Шрифт:
Интервал:
Закладка:
— Или другой случай, — подхватила я. — Вы помните, наш Кудлатыч увидел ночью, как какие-то бандиты напали на человека и сейчас же побежал звать милицию: именно для того, чтобы бандитов схватили и покарали. Разве мы назовём это доносом? Нет ведь, правда?
— Но это же совсем другое дело! — воскликнула дочь.
— Значит, важно понять, — продолжала я, — почему человек «доносит» плохое о другом, потому ли, что он вынужден это сделать и у него нет другого выхода, или потому, что ему так захотелось.
— Или было выгодно, — подхватил папа. — Как правило, доносчик доносит из самых скверных побуждений: или для того, чтобы отомстить, или для того, чтобы выслужиться перед начальством, или для того, чтобы получить награду…
— Всё равно я с Танькой никогда разговаривать больше не стану! — пылко воскликнула дочь.
— Это твоё дело, — спокойно ответил папа, — но всё-таки понять, почему она так поступила, мы с тобой обязаны.
— Сколько бы её ни защищали… — начал сын.
— А я её и не защищаю, — ответил папа, — она поступила неправильно, и всё-таки я хочу понять, почему она так поступила.
— Как вы думаете, — спросила я, — такой она человек, чтобы выслуживаться перед учительницей?
Дети переглянулись. По их лицам я поняла, что нет, Таня не такой человек.
— Тогда почему же она так сделала? Может быть, она хотела за что-нибудь Славке отомстить?
— Вот уж нет! — воскликнула Валя. — У неё никогда никаких дел со Славкой не было. Ей и разговаривать-то с ним не о чем. Всё про футбол да про футбол?..
— Тогда почему же?
Ребята молчали. Папа, решив, что разговор исчерпан, вновь отправился в свою комнату — работать.
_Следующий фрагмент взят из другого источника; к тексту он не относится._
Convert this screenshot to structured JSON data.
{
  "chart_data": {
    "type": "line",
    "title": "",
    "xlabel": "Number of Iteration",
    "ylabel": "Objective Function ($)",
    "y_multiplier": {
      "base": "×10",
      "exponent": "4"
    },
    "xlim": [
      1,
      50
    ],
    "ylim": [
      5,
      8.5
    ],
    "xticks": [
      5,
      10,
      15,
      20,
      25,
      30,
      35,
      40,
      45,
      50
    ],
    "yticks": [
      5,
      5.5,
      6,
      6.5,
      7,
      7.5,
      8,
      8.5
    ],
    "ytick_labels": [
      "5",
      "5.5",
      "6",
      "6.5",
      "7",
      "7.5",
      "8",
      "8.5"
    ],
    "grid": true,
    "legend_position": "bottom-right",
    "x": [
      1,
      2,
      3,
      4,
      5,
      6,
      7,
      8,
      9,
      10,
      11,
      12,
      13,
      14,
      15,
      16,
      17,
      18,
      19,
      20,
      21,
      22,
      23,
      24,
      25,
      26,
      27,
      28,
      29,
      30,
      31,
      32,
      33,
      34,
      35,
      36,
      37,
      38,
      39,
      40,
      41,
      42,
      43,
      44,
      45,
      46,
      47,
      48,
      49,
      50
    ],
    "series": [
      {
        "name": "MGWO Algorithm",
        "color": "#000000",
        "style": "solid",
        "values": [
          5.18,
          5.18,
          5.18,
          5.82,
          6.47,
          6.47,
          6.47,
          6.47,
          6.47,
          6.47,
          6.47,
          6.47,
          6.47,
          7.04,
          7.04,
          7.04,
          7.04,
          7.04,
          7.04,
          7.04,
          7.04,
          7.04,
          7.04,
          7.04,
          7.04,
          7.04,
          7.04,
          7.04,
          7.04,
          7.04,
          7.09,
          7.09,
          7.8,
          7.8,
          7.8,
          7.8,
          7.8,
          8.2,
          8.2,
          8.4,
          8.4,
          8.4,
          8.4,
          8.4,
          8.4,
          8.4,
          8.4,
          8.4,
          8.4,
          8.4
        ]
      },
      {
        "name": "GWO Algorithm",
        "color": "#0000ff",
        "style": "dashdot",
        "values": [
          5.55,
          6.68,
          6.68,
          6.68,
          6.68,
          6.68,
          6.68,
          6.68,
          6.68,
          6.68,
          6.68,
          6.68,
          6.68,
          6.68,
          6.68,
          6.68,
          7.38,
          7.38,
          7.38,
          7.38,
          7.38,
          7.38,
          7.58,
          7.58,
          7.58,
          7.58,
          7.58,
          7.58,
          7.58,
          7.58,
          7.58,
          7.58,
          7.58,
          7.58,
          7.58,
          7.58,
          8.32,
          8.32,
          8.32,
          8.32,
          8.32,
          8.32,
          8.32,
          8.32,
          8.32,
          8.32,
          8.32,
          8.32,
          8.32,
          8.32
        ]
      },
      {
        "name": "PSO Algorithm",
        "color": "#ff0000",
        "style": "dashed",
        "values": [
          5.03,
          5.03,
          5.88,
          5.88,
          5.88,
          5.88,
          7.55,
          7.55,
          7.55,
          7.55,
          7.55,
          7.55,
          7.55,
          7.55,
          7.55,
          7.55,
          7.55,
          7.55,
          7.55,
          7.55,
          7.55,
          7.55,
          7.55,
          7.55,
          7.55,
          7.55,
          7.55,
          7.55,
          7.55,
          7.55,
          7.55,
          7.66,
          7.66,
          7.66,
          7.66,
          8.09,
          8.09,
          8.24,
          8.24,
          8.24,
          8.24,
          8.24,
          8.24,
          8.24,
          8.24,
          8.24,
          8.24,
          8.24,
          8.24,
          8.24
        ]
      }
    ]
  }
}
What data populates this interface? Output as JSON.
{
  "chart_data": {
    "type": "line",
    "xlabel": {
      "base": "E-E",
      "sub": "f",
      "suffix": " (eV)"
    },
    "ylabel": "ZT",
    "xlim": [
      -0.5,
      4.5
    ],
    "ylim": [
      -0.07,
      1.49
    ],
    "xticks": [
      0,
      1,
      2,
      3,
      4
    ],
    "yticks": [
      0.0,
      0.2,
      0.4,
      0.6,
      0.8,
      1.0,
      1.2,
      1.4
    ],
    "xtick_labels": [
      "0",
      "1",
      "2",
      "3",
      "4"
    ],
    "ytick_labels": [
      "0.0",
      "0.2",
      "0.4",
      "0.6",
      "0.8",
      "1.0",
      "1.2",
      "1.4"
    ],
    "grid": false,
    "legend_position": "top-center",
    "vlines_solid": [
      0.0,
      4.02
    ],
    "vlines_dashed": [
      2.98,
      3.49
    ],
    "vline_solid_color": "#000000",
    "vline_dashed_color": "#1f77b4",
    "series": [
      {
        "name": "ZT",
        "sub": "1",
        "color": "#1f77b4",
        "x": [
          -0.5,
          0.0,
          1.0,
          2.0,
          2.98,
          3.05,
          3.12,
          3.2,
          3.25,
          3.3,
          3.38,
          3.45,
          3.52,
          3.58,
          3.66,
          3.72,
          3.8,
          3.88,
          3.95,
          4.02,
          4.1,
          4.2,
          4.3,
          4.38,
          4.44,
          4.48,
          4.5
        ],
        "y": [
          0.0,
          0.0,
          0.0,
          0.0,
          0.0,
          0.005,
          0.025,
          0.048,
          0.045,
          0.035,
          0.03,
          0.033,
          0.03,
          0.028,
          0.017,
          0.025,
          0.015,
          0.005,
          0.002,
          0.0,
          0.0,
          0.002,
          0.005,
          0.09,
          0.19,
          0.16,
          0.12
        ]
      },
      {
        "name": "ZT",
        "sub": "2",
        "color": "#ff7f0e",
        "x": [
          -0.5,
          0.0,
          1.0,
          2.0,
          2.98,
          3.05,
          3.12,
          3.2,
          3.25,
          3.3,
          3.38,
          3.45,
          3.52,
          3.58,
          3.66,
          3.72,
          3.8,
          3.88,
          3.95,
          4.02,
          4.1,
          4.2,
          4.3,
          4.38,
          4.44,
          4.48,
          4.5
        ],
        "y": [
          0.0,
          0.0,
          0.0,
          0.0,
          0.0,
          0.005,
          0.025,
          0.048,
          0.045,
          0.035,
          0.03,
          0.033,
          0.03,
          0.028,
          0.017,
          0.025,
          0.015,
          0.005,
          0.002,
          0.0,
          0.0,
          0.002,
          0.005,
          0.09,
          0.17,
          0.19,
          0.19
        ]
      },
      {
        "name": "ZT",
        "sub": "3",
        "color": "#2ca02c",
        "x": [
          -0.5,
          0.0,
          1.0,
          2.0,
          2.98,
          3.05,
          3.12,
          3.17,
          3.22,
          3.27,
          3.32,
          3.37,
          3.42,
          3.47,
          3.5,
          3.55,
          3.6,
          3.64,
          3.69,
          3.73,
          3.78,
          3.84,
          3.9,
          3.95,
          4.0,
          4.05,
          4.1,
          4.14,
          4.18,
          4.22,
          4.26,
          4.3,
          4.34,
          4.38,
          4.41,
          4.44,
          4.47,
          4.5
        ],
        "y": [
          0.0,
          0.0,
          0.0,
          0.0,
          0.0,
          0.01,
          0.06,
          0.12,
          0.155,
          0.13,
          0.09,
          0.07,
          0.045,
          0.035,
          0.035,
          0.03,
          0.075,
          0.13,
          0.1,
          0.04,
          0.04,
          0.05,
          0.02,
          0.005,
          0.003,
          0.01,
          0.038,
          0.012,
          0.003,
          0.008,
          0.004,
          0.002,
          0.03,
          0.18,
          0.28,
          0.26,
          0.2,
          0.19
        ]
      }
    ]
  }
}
— Вообще-то Таня справедливая, — нерешительно сказала дочь.
— Ну, а если она справедливая, то, может быть, ей стало невмоготу видеть, как Славка трусит и старается за вас спрятаться?
Ребята снова переглянулись. «Кто её знает», — выражали их лица.
— Я вам вот что скажу, — начал папа, снова появляясь в дверях. Как видно, ему не работалось, он всё ещё думал о нашем разговоре. — Я вам вот что скажу. Может быть, Таня и возмутилась трусливым и лживым поведением Славки, но со своими разоблачениями ей лучше было бы подождать. Если бы она подумала, она, наверно, поступила бы по-другому. Вот, например, если бы в нашем КБ…
Я не знаю, нужно ли мне объяснять вам, что КБ — это значит конструкторское бюро. Наш папа работает начальником одного такого КБ. Там инженеры-конструкторы конструируют машины, а чертёжники-конструкторы делают чертежи этих машин. Потом эти чертежи пошлют на завод, и рабочие по ним станут делать детали.
— Вот если бы в нашем КБ, — продолжал папа, — кто-нибудь сделал ошибку, я не побежал бы к нашему директору об этом доносить, я просто указал бы человеку на его ошибку, вот и всё. Но если бы, предположим, кто-нибудь из чертёжников не просто ошибся, а схалтурил бы — по лени, по равнодушию или небрежности сделал неверный чертёж, — я тоже не побежал бы к директору, а сказал бы этому чертёжнику в глаза всё, что я о нём думаю. И даже если бы он меня не послушался, я и то не стал бы обращаться к начальству: я собрал бы всех наших товарищей и при них сказал бы этому чертёжнику, что я о нём думаю. И поверьте, к директору мне бы уже идти не пришлось.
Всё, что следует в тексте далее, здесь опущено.